The IDF rabbis – including Rabbi Bentzi Mann, formerly of Mill Hill East Jewish community, Tribe and JFS – had to identify hundreds of civilian victims of the October 7 Hamas massacre and prepare them for burial. Jo Grose, the United Synagogue’s chief executive, said: “As we heard the experiences of Rabbi Mann from that first week of horror, I had to remind myself that he wasn’t talking about something which happened in the Shoah but only last month, in contemporary Israel.”

The chief rabbi reflected that although the base is known colloquially as “Sha’arei Gehinnom”, the “gates of hell”, Shura should really be known as “Sha’arei Shamayim”, the “gates to heaven”.

Rabbi Pinchas Hackenbroch, senior rabbi of Woodside Park Synagogue and chair of the US Rabbinic Council, laid a wreath on behalf of the United Synagogue.

Rabbi Barry Lerer, senior rabbi of Central Synagogue, said: “We were told that some of the bodies were so badly mutilated in the events of 7 October that they had to be taken to America to be identified, showing how far Israel will go to make sure each body is treated with respect, to find out to whom each body belonged and to give each victim a proper burial with the correct name”.

The US group were also shown “the world’s largest ‘Aron Hakodesh’ (Holy Ark), a vast warehouse full of Sifrei Torah which are taken to army units around the country. With 300,000 people called up you can imagine how many demands there are for a Sefer Torah. A sofer, a religious scribe, sits at the base all day, repairing any Sifrei Torah which are damaged. So in the same place that we saw bodies be prepared for burial, we saw that Judaism, the Jewish people and the Torah live on. Am Yisrael Chai.”

Reflecting on the trip, Jo Grose, the United Synagogue’s chief executive, said: “In many ways our visit showed it is still the Israel we know. The sun still bounces beautifully off the Jerusalem stone, the lemons are still growing on the trees. The horns of the cars are still sounding, and people rush along the streets to get to shul. But this is also a new Israel. I expected to encounter a country enveloped in total sadness, and while this is a country still in deep grief, our time here revealed a people that is unified, brave and filled with chesed (acts of loving kindness). Our small group from the UK came to show our solidarity with the people of Israel. In turn, they have strengthened us and we were struck by how often we were thanked for coming by those we met.”

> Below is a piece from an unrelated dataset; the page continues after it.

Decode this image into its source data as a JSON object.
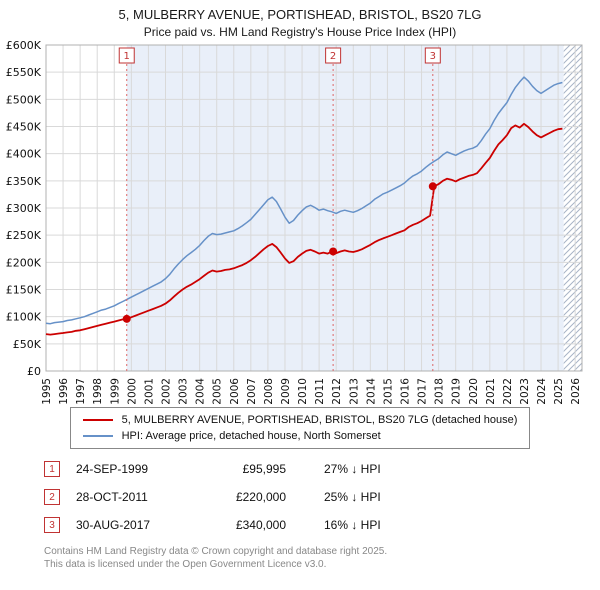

Those who went on the US mission were: Rabbi Pinchas Hackenbroch, senior rabbi, Woodside Park Synagogue and chair of the US Rabbinic Council; Rabbi Elchonon Feldman, senior rabbi, Bushey United Synagogue; Rabbi Barry Lerer, senior rabbi, Central Synagogue; Rabbi Nicky Liss, senior rabbi, Highgate Synagogue; Rebbetzen Eva Chapper, senior rebbetzen, Borehamwood and Elstree Synagogue; Michael Goldstein, president, United Synagogue; Jo Grose, chief executive, United Synagogue; and David Collins, US chief operating officer.